Dividend stocks are an equity class for all seasons. Speaking to this point, several blue chip dividend stocks have not only weathered the broad downturn among U.S. equities this year, but they have even generated substantial gains for investors in 2022.
Top-tier pharmaceutical stocks, in particular, have been a safe haven for risk-averse investors lately. Two prime examples are the biopharmaceutical heavyweights Amgen (AMGN 0.82%) and Bristol Myers Squibb (BMY -1.05%).
So far this year, these two elite drugmakers have yielded total returns (when including dividends) of 20% and 11.7%, respectively. These double-digit gains are even more impressive in light of the 18% slump in the S&P 500 and the nearly 25% decline in the NASDAQ Composite through the first six months of 2022. Despite this market-crushing performance, though, shares of Amgen and Bristol are still outstanding buys for conservative investors and passive income seekers alike. Here's why.
Amgen: A sure bet in an uncertain environment
Amgen's newfound popularity among investors is far from an accident. Despite the biotech's struggles with patent expirations and competition from biosimilars (generic versions of biologic therapies), Amgen has been able to bring several new growth products to market over the last few years. For instance, the company is slated to haul in a whopping $9.2 billion in annual peak sales from up-and-coming stars like the cholesterol medication Repatha, the osteoporosis drug Evenity, the lung cancer treatment Lumakras, and the asthma medicine Tezspire.

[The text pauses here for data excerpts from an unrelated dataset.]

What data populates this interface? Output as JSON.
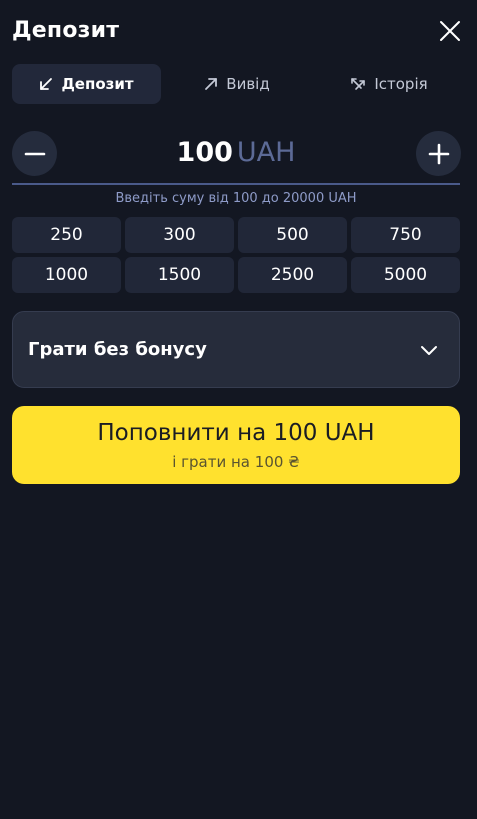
{
  "header": {
    "title": "Депозит",
    "close_icon": "close-icon"
  },
  "tabs": [
    {
      "label": "Депозит",
      "icon": "arrow-down-left-icon",
      "active": true
    },
    {
      "label": "Вивід",
      "icon": "arrow-up-right-icon",
      "active": false
    },
    {
      "label": "Історія",
      "icon": "swap-arrows-icon",
      "active": false
    }
  ],
  "amount": {
    "value": "100",
    "currency": "UAH",
    "hint": "Введіть суму від 100 до 20000 UAH"
  },
  "presets": [
    "250",
    "300",
    "500",
    "750",
    "1000",
    "1500",
    "2500",
    "5000"
  ],
  "bonus": {
    "selected": "Грати без бонусу"
  },
  "deposit_button": {
    "main_label": "Поповнити на 100 UAH",
    "sub_label": "і грати на 100 ₴"
  },
  "colors": {
    "background": "#131722",
    "accent": "#ffe12e",
    "currency": "#5c6a96"
  }
}
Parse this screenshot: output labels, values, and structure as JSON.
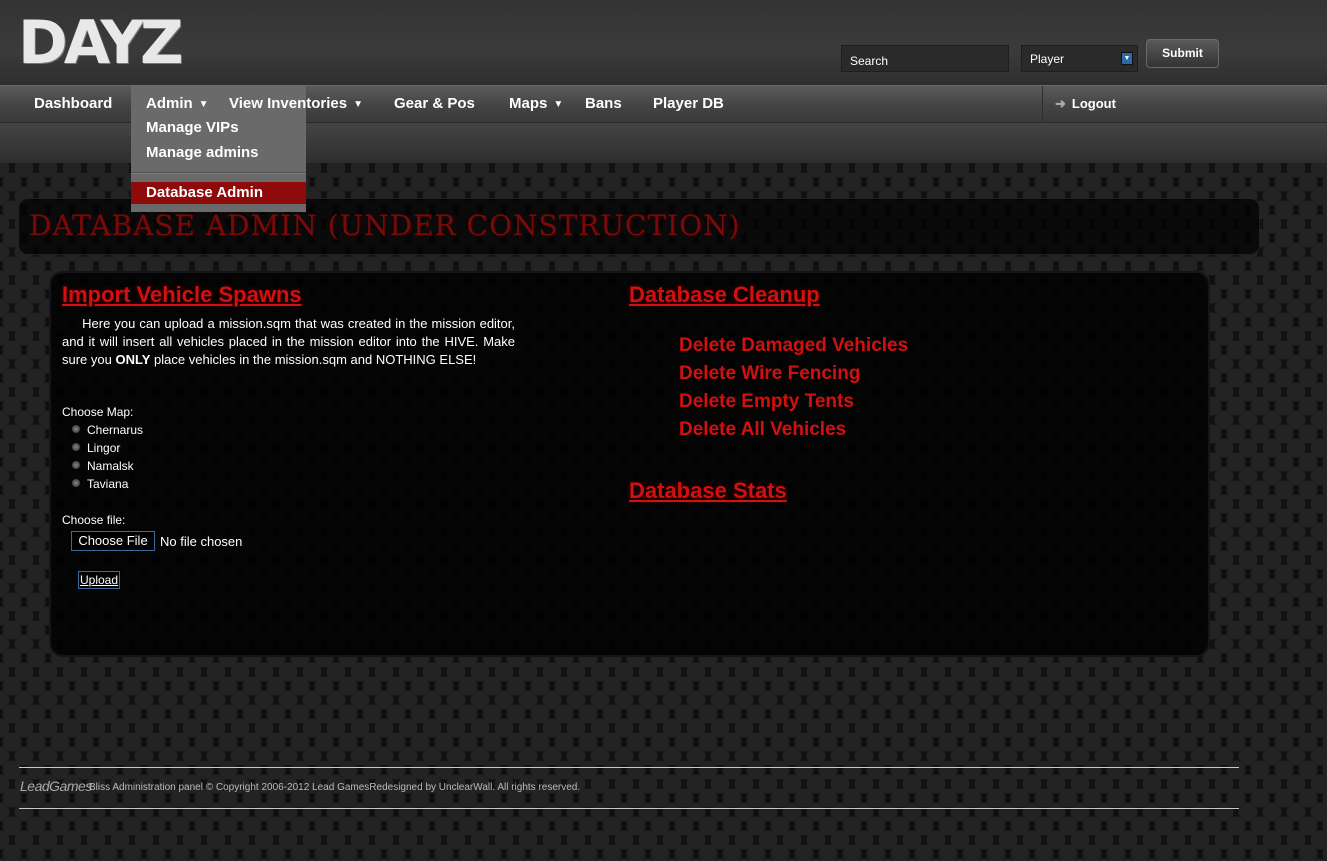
{
  "header": {
    "logo_text": "DAYZ",
    "search_placeholder": "Search",
    "player_select": "Player",
    "submit_label": "Submit"
  },
  "nav": {
    "items": [
      {
        "label": "Dashboard"
      },
      {
        "label": "Admin"
      },
      {
        "label": "View Inventories"
      },
      {
        "label": "Gear & Pos"
      },
      {
        "label": "Maps"
      },
      {
        "label": "Bans"
      },
      {
        "label": "Player DB"
      }
    ],
    "logout": "Logout"
  },
  "dropdown": {
    "items": [
      "Manage VIPs",
      "Manage admins",
      "Database Admin"
    ]
  },
  "page": {
    "title": "Database Admin (Under Construction)"
  },
  "import": {
    "title": "Import Vehicle Spawns",
    "desc_1": "Here you can upload a mission.sqm that was created in the mission editor, and it will insert all vehicles placed in the mission editor into the HIVE. Make sure you ",
    "desc_bold": "ONLY",
    "desc_2": " place vehicles in the mission.sqm and NOTHING ELSE!",
    "choose_map_label": "Choose Map:",
    "maps": [
      "Chernarus",
      "Lingor",
      "Namalsk",
      "Taviana"
    ],
    "choose_file_label": "Choose file:",
    "choose_file_button": "Choose File",
    "no_file": "No file chosen",
    "upload_button": "Upload"
  },
  "cleanup": {
    "title": "Database Cleanup",
    "links": [
      "Delete Damaged Vehicles",
      "Delete Wire Fencing",
      "Delete Empty Tents",
      "Delete All Vehicles"
    ]
  },
  "stats": {
    "title": "Database Stats"
  },
  "footer": {
    "logo": "LeadGames",
    "text": "Bliss Administration panel © Copyright 2006-2012 Lead GamesRedesigned by UnclearWall. All rights reserved."
  },
  "colors": {
    "accent_red": "#d21010",
    "menu_active": "#8f0a0a"
  }
}
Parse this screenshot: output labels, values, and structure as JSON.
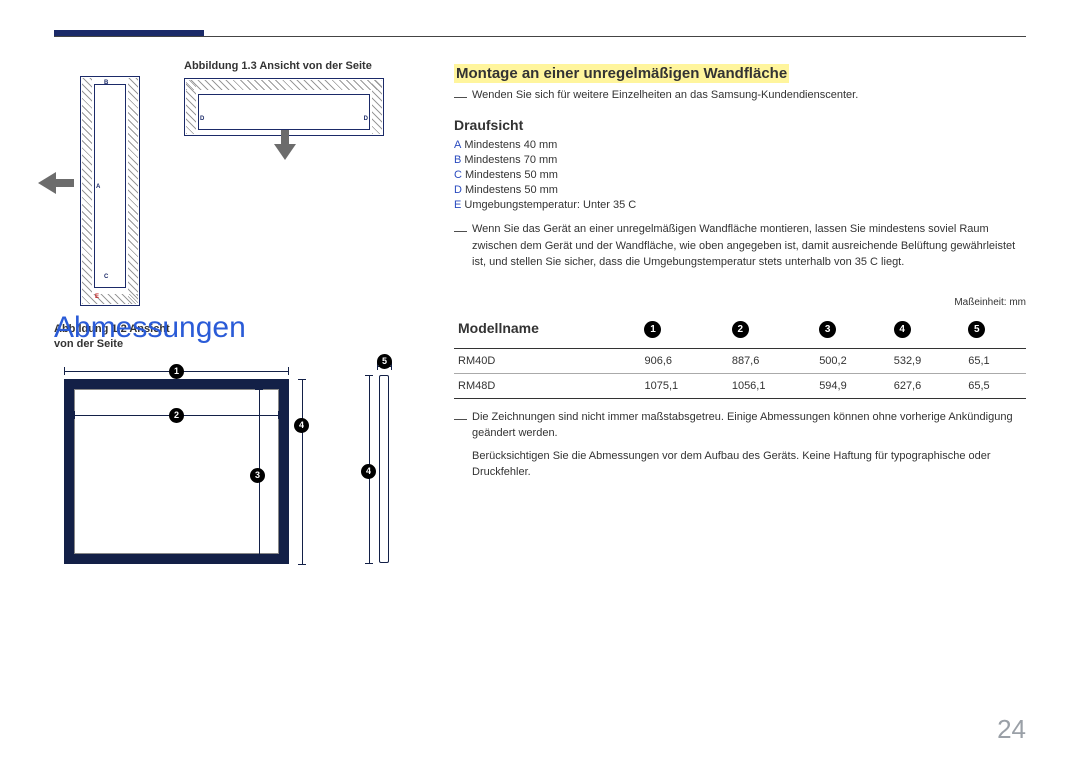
{
  "page_number": "24",
  "fig12_caption": "Abbildung 1.2 Ansicht von der Seite",
  "fig13_caption": "Abbildung 1.3 Ansicht von der Seite",
  "labels": {
    "a": "A",
    "b": "B",
    "c": "C",
    "d": "D",
    "e": "E"
  },
  "section_title": "Montage an einer unregelmäßigen Wandfläche",
  "section_note": "Wenden Sie sich für weitere Einzelheiten an das Samsung-Kundendienscenter.",
  "topview_heading": "Draufsicht",
  "specs": {
    "a": {
      "k": "A",
      "v": "Mindestens 40 mm"
    },
    "b": {
      "k": "B",
      "v": "Mindestens 70 mm"
    },
    "c": {
      "k": "C",
      "v": "Mindestens 50 mm"
    },
    "d": {
      "k": "D",
      "v": "Mindestens 50 mm"
    },
    "e": {
      "k": "E",
      "v": "Umgebungstemperatur: Unter 35 C"
    }
  },
  "mount_para": "Wenn Sie das Gerät an einer unregelmäßigen Wandfläche montieren, lassen Sie mindestens soviel Raum zwischen dem Gerät und der Wandfläche, wie oben angegeben ist, damit ausreichende Belüftung gewährleistet ist, und stellen Sie sicher, dass die Umgebungstemperatur stets unterhalb von 35 C liegt.",
  "dimensions_heading": "Abmessungen",
  "unit_label": "Maßeinheit: mm",
  "table": {
    "header": "Modellname",
    "cols": [
      "1",
      "2",
      "3",
      "4",
      "5"
    ],
    "rows": [
      {
        "model": "RM40D",
        "c1": "906,6",
        "c2": "887,6",
        "c3": "500,2",
        "c4": "532,9",
        "c5": "65,1"
      },
      {
        "model": "RM48D",
        "c1": "1075,1",
        "c2": "1056,1",
        "c3": "594,9",
        "c4": "627,6",
        "c5": "65,5"
      }
    ]
  },
  "table_note1": "Die Zeichnungen sind nicht immer maßstabsgetreu. Einige Abmessungen können ohne vorherige Ankündigung geändert werden.",
  "table_note2": "Berücksichtigen Sie die Abmessungen vor dem Aufbau des Geräts. Keine Haftung für typographische oder Druckfehler.",
  "nums": {
    "n1": "1",
    "n2": "2",
    "n3": "3",
    "n4": "4",
    "n5": "5"
  },
  "chart_data": {
    "type": "table",
    "title": "Abmessungen",
    "unit": "mm",
    "columns": [
      "Modellname",
      "1",
      "2",
      "3",
      "4",
      "5"
    ],
    "rows": [
      [
        "RM40D",
        906.6,
        887.6,
        500.2,
        532.9,
        65.1
      ],
      [
        "RM48D",
        1075.1,
        1056.1,
        594.9,
        627.6,
        65.5
      ]
    ]
  }
}
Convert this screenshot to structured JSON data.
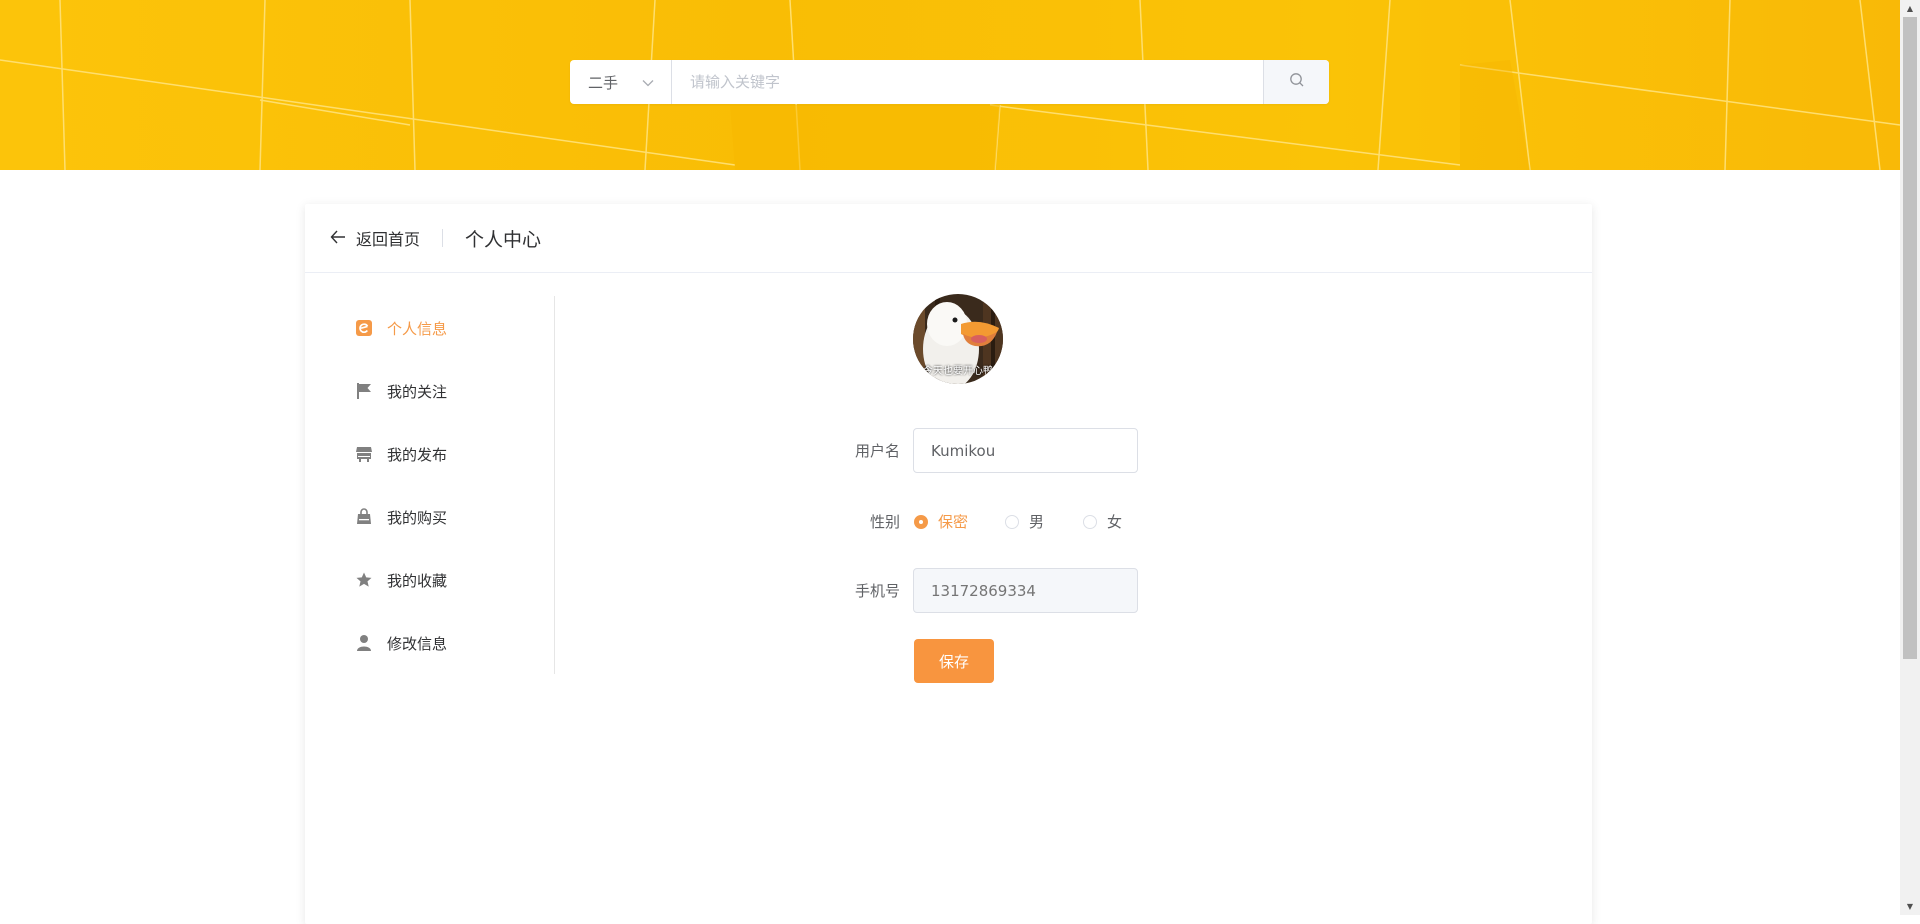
{
  "search": {
    "category": "二手",
    "placeholder": "请输入关键字"
  },
  "header": {
    "back_label": "返回首页",
    "title": "个人中心"
  },
  "sidebar": {
    "items": [
      {
        "label": "个人信息",
        "icon": "profile-icon",
        "active": true
      },
      {
        "label": "我的关注",
        "icon": "flag-icon",
        "active": false
      },
      {
        "label": "我的发布",
        "icon": "shop-icon",
        "active": false
      },
      {
        "label": "我的购买",
        "icon": "bag-icon",
        "active": false
      },
      {
        "label": "我的收藏",
        "icon": "star-icon",
        "active": false
      },
      {
        "label": "修改信息",
        "icon": "user-icon",
        "active": false
      }
    ]
  },
  "profile": {
    "avatar_caption": "今天也要开心鸭",
    "username_label": "用户名",
    "username_value": "Kumikou",
    "gender_label": "性别",
    "gender_options": [
      "保密",
      "男",
      "女"
    ],
    "gender_selected": "保密",
    "phone_label": "手机号",
    "phone_placeholder": "13172869334",
    "save_label": "保存"
  },
  "colors": {
    "accent": "#f8953f",
    "banner": "#fac307"
  }
}
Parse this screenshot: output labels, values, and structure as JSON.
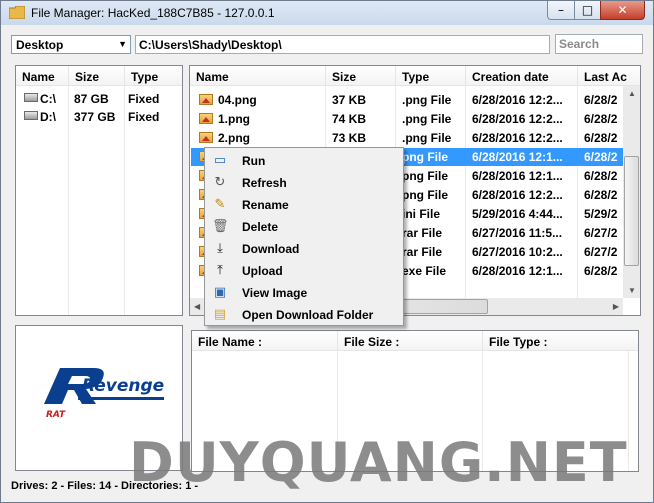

On top of these branded medicines, Amgen's broad portfolio of biosimilar medicines is also expected to be a key source of revenue growth for the company over the course of the current decade and beyond.
What this all boils down to is that the biotech's stable of branded and biosimilar medicines ought to produce mid-to-high single-digit levels of revenue growth for the remainder of the decade. Now, Amgen's long-term revenue forecast may not be eye-catching to dyed-in-the-wool growth investors. But it is a noteworthy accomplishment in light of the biotech's ongoing battle with the patent cliff, regulatory headwinds, and the never-ending push from Washington, D.C., to lower drug prices inside the United States.
On the passive income side of the ledger, Amgen sports an annualized dividend yield of approximately 3.14% at current levels, which is about average for its immediate peer group (major drug manufacturers). Perhaps even more importantly, though, the biotech's quarterly distribution appears to be a sure bet based on its reasonable trailing-12-month payout ratio of 71%, rising top line, and growing free cash flow. All told, Amgen's stock offers a favorable mix of top-line growth, respectable levels of passive income, and an overall safe outlook in an environment characterized by high levels of uncertainty.
Bristol: The undisputed champion of business development
Bristol's shares have shrugged off Wall Street's concerns about its upcoming spate of patent expirations to become one of healthcare's best-performing large-cap stocks this year. Investors have piled into this blue chip pharma stock recently for one singular reason: Bristol is simply the best at extracting value from its business development activities. Underscoring this point, the drugmaker has literally remade itself over the past decade through a multitude of game-changing acquisitions, including Medarex, Celgene, MyoKardia, and most recently, Turning Point Therapeutics.
Bristol, through its various acquisitions, now sports top-tier cancer, cardiology, and immunology franchises. These therapeutic areas frequently receive faster-than-normal regulatory reviews and come with above-average pricing power, as well as longer-than-normal product shelf lives. Bristol has thus built an elite product portfolio across some of the most highly profitable therapeutic areas in all of healthcare. This diversified healthcare giant, in turn, is widely expected to have ample financial firepower to continue pursuing value-creating deals for the foreseeable future.
Dividend-wise, Bristol is also no slouch. The company offers shareholders a respectable 2.95% yield on an annualized basis. Although its trailing-12-month payout ratio stood at 73% at last count, Bristol's modestly growing top line (4% growth projected for 2023 relative to 2022), and steadily rising free cash flow ought to assuage any concerns investors have about a possible reduction.
In sum, Bristol's excellent business development acumen, along with its healthy dividend program, should continue to attract investors on the hunt for ways to navigate this moody market.